Los estudiosos de estos conflictos en curso ponen su atención en la violencia devastadora que tienen algunas de estas confrontaciones, que no se detienen ante niños y mujeres. Esto tiene una dolorosa explicación: la mayoría de los conflictos ocurren entre facciones del mismo país. Son guerras civiles, aunque en todas sea evidente la participación de fuerzas externas e intereses de diverso carácter.
Que, en términos generales, el número de guerras haya disminuido y que la duración de los mismas sea cada vez menor, no es algo que nos permita tranquilizarnos. Se han producido avances, como el acuerdo internacional que ha prohibido el uso de minas antipersonales y armas biológicas en los conflictos. En la inmensa mayoría de los países, los sistemas educativos están poniendo en marcha programas para formar a niños y jóvenes en una cultura de la paz. Son numerosas las oenegés que están haciendo incansables esfuerzos por promover la paz entre las facciones militares.
Pero, en sentido contrario, también hay muchas fuerzas actuando: el terrorismo, que opera como una guerra de grupos de fanáticos en contra de Occidente; las luchas por el control de los recursos mineros; los agravios entre grupos étnicos y religiosos; las desigualdades sociales; las conductas extremas entre grupos que se disputan el poder; las bandas de narcotraficantes; la acción erosiva de los fabricantes y vendedores de armas. Todos son factores que apuntan hacia el mismo objetivo: deslegitimar las vías del diálogo e imponer la fuerza –a costa de vidas humanas– como la solución a las inevitables disputas entre personas, comunidades y países.

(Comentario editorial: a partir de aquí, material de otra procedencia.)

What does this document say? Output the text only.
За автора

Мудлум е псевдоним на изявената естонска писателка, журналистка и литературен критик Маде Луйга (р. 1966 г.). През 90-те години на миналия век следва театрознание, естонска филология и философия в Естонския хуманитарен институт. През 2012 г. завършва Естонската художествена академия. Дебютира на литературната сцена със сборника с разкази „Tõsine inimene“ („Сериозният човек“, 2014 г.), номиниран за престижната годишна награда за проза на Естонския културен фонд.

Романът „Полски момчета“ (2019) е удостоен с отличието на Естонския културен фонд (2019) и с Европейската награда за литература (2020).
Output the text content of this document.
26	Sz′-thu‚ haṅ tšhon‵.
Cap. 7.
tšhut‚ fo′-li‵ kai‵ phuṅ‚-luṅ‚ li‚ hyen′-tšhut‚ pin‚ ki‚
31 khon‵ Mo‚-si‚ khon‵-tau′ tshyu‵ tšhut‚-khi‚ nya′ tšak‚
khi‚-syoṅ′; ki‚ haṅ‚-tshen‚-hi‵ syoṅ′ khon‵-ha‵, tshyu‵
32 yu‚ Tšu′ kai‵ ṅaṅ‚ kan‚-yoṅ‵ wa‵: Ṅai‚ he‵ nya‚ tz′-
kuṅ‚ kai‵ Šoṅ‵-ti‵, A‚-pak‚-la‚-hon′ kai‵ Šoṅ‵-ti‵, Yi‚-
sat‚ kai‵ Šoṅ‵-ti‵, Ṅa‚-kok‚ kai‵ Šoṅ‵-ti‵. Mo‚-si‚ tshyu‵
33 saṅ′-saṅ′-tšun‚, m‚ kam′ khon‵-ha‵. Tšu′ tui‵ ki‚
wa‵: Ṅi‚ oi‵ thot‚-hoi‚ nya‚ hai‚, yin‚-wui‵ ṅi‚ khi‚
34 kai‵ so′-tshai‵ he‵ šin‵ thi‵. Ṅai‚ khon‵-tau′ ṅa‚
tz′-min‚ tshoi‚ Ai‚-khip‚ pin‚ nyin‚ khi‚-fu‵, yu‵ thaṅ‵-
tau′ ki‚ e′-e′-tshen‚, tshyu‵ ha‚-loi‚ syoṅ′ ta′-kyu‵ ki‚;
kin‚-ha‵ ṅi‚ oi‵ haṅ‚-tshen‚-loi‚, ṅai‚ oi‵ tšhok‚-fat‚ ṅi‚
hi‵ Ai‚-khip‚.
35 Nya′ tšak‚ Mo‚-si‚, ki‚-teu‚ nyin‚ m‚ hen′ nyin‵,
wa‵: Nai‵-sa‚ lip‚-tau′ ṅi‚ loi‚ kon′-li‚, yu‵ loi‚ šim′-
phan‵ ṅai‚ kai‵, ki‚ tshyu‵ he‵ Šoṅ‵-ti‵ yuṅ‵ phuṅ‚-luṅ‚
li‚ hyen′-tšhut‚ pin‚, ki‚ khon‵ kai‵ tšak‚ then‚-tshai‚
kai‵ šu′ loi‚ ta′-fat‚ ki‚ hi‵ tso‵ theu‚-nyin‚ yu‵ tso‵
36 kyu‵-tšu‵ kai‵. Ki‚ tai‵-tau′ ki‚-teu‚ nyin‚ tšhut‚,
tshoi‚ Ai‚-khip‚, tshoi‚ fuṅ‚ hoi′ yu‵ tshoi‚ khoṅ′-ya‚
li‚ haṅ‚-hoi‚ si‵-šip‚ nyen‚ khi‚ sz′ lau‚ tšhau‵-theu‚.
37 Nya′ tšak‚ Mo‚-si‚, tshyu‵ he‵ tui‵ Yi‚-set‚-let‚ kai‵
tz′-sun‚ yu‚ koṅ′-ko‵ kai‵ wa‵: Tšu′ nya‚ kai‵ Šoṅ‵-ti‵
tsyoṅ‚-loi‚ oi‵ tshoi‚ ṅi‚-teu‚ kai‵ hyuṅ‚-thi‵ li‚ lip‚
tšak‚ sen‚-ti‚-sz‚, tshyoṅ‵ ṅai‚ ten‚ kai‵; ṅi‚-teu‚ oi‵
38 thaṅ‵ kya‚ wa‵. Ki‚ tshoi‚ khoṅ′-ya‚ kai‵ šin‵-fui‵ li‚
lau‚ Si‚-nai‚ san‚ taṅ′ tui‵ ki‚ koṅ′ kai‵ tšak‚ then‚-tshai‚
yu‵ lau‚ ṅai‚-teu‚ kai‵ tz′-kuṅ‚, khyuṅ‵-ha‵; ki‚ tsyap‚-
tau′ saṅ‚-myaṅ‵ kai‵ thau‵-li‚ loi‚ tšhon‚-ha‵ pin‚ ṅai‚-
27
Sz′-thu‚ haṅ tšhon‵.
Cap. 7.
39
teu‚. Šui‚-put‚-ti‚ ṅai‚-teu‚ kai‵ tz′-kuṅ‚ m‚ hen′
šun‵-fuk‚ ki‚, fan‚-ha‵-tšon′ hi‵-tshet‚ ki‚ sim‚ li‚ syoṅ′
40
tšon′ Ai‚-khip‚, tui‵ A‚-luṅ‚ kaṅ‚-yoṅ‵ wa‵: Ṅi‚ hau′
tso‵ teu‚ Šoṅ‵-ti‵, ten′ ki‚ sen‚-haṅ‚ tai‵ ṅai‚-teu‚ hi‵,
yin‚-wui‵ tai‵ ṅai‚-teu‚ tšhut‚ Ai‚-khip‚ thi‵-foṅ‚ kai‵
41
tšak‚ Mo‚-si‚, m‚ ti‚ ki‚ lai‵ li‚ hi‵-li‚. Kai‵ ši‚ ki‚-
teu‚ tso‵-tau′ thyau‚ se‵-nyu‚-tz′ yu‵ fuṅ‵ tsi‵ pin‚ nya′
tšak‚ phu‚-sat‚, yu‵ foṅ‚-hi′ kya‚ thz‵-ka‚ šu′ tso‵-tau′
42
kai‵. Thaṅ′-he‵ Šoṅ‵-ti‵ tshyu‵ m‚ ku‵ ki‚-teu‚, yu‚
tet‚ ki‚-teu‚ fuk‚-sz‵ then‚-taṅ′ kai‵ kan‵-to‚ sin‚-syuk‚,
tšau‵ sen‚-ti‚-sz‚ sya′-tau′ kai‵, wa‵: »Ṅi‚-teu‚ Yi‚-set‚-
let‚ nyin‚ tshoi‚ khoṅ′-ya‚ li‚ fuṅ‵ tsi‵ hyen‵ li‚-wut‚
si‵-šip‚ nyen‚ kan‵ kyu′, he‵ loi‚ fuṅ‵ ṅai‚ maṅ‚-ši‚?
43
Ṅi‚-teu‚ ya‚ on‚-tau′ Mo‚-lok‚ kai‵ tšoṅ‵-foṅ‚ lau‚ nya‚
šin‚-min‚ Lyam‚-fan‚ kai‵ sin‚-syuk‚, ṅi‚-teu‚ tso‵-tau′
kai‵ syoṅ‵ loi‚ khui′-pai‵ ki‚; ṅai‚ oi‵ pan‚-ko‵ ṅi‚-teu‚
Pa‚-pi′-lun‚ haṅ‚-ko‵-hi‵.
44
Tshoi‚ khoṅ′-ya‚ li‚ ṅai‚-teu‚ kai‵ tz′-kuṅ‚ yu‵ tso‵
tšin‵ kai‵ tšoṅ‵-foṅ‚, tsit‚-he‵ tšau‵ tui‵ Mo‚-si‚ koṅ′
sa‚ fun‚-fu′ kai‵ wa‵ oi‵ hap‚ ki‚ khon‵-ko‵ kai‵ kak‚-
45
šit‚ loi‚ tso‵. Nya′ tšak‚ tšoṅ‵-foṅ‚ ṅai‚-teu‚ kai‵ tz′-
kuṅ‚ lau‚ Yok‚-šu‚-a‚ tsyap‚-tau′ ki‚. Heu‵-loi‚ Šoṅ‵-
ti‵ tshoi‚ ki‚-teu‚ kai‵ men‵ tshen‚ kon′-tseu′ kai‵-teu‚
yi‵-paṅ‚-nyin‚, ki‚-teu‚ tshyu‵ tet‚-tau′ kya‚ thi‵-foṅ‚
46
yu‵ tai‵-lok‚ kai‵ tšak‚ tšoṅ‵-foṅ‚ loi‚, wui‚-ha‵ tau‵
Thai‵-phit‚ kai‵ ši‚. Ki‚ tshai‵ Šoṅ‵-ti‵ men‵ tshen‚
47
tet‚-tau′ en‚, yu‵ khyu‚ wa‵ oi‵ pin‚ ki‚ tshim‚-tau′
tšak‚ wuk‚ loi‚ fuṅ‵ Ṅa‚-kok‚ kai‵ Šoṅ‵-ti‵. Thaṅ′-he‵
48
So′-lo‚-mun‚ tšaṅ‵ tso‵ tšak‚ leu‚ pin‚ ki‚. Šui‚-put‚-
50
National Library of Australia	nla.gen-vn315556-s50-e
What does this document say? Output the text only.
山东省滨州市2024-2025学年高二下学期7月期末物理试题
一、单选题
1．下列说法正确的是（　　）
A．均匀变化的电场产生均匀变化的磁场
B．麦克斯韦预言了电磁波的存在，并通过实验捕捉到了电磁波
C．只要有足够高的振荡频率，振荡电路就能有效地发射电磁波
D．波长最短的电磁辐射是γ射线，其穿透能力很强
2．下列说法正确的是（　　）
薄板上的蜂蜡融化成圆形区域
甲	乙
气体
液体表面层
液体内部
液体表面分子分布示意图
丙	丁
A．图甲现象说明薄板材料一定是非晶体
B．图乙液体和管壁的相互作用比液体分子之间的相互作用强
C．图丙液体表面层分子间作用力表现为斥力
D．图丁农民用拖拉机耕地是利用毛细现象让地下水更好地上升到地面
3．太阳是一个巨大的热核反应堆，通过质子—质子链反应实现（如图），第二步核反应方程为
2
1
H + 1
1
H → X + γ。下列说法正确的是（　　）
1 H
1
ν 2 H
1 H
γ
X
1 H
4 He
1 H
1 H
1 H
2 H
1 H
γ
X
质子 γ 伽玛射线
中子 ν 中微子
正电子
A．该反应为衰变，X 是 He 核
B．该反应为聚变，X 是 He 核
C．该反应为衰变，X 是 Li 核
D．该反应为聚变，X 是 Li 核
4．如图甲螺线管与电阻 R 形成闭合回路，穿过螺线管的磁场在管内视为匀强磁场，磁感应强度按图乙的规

Dicen los expertos, y lo sostienen con datos cualitativos y cuantitativos, que en las últimas dos décadas se han producido avances reales en la promoción de un mundo que evolucione hacia la erradicación de los conflictos. Esto es alentador pero no suficiente. El diálogo, además de categoría de estatus universal, debería ser la más extendida práctica en todos los planos de la vida organizada: solo así, la realidad de un mundo sin guerras será posible.